1.4 Contexto de Lutas – suas origens – Guerra do Contestado

A Guerra do Contestado é parte integrante do cenário histórico que estamos tratando. Esta Guerra foi um conflito armado ocorrido entre os anos de 1912 e 1916 na região sul do Brasil, especificamente em um território disputado pelos Estados de Santa Catarina e Paraná. O estopim da revolta foi a reunião de dezenas de pessoas em torno de um “monge” chamado José Maria, em agosto de 1912.

Expulsos por tropas de Santa Catarina e combatidos pela polícia paranaense (na localidade do Irani, em um conflito onde morreu o próprio José Maria), os “caboclos” (como eram chamados os trabalhadores rurais da região – normalmente mestiços) deram continuidade a sua “guerra santa” formando novos redutos a partir de novembro de 1913.

Surgiram acampamentos formados por gente das mais diversas origens: pequenos agricultores expropriados, aqueles que foram expulsos de suas propriedades, onde

estavam estabelecidos, mas que, devido à Estrada de Ferro, perderam direito à terra; posseiros expulsos por fazendeiros, fazendeiros envoltos em disputas pelo poder na região, bandidos a procura de refúgio, crentes em busca de palavras santas. Os combates entre esses “fanáticos” e as tropas oficiais perpassaram os três anos seguintes, chegando a envolver o mais moderno equipamento bélico e mais de 7.000 soldados no auge da guerra.

Vários autores33 destacam que esta guerra não pode ser entendida sem levarmos em consideração as transformações econômicas, políticas e sociais ocorridas na região a partir de finais do século XIX. Tal conjuntura foi marcada, sobretudo, pela construção da Estrada de Ferrovia São Paulo – Rio Grande a EFSPRG, pela instalação de enormes serrarias, além da implantação de colônias para imigrantes estrangeiros, empreendimentos estes ligados ao Sindicato Farqhuar, administrado por Percival Farquhar.

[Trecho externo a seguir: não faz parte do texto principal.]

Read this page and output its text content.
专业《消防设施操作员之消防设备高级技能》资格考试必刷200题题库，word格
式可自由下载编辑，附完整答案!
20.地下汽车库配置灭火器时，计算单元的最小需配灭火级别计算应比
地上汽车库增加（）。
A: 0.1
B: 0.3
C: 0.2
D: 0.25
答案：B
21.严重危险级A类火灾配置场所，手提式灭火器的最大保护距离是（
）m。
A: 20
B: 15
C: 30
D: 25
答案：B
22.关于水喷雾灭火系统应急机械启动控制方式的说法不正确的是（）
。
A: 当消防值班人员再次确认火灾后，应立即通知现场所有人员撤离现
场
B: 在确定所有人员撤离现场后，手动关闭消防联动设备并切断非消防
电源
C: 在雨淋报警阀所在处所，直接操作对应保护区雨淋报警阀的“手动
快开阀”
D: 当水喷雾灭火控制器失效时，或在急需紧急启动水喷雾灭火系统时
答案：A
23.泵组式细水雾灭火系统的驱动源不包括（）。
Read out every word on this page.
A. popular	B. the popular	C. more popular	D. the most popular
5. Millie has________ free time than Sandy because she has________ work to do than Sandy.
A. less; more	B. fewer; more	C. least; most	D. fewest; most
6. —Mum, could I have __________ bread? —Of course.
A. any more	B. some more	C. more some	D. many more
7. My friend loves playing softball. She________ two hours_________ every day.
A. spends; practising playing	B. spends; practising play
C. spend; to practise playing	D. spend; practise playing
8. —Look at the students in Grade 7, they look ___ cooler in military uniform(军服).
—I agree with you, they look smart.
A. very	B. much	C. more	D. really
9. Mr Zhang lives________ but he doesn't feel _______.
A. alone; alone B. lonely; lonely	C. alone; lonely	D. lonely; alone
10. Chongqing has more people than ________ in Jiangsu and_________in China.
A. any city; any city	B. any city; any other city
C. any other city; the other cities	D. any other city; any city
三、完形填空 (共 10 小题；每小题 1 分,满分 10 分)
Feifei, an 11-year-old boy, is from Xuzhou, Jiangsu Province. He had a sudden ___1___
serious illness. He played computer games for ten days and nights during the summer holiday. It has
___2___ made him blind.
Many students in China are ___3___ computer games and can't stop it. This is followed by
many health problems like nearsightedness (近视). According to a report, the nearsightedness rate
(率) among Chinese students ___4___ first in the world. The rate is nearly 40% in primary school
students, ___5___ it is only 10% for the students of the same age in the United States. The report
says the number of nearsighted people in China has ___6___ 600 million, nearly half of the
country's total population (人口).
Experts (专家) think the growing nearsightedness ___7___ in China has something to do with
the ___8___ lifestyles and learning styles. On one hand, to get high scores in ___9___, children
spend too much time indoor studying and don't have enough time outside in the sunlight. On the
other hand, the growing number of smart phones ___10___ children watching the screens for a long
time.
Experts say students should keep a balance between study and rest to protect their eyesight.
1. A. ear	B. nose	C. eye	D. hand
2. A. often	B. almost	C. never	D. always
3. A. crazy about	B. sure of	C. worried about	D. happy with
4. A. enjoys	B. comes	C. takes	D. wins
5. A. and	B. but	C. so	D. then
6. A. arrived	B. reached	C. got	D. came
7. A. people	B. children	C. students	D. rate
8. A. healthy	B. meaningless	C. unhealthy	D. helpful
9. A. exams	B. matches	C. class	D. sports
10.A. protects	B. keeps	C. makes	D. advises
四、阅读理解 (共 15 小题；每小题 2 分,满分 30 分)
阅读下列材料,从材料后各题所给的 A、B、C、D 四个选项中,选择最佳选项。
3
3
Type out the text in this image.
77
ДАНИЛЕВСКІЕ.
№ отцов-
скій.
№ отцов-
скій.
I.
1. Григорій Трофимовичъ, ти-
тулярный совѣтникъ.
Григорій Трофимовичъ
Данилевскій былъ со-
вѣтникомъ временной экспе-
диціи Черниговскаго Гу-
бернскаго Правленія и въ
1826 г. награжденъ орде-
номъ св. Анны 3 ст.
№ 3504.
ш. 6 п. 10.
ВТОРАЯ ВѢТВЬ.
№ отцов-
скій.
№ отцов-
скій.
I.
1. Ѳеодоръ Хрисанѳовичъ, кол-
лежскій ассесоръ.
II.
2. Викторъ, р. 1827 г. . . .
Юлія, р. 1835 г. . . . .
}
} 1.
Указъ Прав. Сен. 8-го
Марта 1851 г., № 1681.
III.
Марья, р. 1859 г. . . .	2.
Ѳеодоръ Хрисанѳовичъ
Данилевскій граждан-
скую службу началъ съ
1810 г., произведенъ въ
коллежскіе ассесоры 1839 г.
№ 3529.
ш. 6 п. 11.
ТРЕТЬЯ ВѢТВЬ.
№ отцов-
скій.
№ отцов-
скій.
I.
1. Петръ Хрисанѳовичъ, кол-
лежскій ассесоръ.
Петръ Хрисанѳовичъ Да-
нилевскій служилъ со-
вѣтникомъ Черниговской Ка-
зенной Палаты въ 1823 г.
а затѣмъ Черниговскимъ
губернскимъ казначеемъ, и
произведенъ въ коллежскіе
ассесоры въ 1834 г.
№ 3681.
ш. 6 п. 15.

Percival Farquhar (1864 - 1953). Nascido de família rica “Quakers” na Pensilvânia – EUA, de tradição protestante, completou seus estudos na Universidade de Yale, um dos centros estudantis da elite, formando-se em Engenharia. Foi vice-presidente da

Atlantic Coast Eletric Railway Co., e da Staten Island Electric Railway Co. empresas que

controlavam os serviços de bondes em Nova Yorque. Foi também, sócio e diretor da Companhia de Eletricidade de Cuba sócio e vice-presidente da Guatemala Railway. Farquhar foi um homem visionário, controvertido, audacioso e polêmico, tornando-se o maior investidor privado do Brasil entre 1905 e 191834.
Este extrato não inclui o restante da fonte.